Although there are several areas of uncertainty with respect to the definition, usefulness and pathogenesis of MS, simple clinical tools exist that identify subjects at a higher risk of developing both type 2 diabetes and cardiovascular disease, and thus high cardiometabolic risk. The management of these patients is based principally on lifestyle measures, but various antihypertensive, lipid-lowering, insulin-sensitising, antiobesity and antiplatelet drugs could be helpful in reducing cardiometabolic risk.

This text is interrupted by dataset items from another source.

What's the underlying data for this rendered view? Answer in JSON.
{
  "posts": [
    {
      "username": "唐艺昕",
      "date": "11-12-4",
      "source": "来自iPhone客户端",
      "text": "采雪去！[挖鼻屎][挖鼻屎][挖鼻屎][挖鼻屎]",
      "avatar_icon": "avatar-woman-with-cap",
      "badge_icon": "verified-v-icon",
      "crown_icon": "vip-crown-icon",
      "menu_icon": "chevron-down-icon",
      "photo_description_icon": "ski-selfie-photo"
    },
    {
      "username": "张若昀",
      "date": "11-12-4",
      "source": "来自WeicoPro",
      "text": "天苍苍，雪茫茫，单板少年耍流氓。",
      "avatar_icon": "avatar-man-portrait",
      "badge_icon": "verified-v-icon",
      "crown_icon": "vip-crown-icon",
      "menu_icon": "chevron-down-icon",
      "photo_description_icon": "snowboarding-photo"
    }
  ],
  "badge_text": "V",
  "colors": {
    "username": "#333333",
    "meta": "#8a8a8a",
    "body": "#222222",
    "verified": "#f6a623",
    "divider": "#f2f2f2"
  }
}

This is particularly important in the hypertensive population. The presence of MS identifies individuals with high cardiometabolic risk who require an integrated therapeutic approach. Clinicians should consider the earlier use of antihypertensive drugs that do not increase the risk of type 2 diabetes, as well as other therapies that counteract the associated metabolic alterations present in every single patient.
Population-based strategies are clearly necessary to reduce the impact of underlying risk factors on cardiometabolic disease (obesity, physical inactivity and atherogenic diet). However, there is general agreement that earlier and more aggressive therapy is required to further reduce the risk of new-onset diabetes and cardiovascular disease, although evidence is scarce. Prospective, randomised trials addressing the effect of potentially beneficial treatments on cardiometabolic outcomes should be strongly encouraged.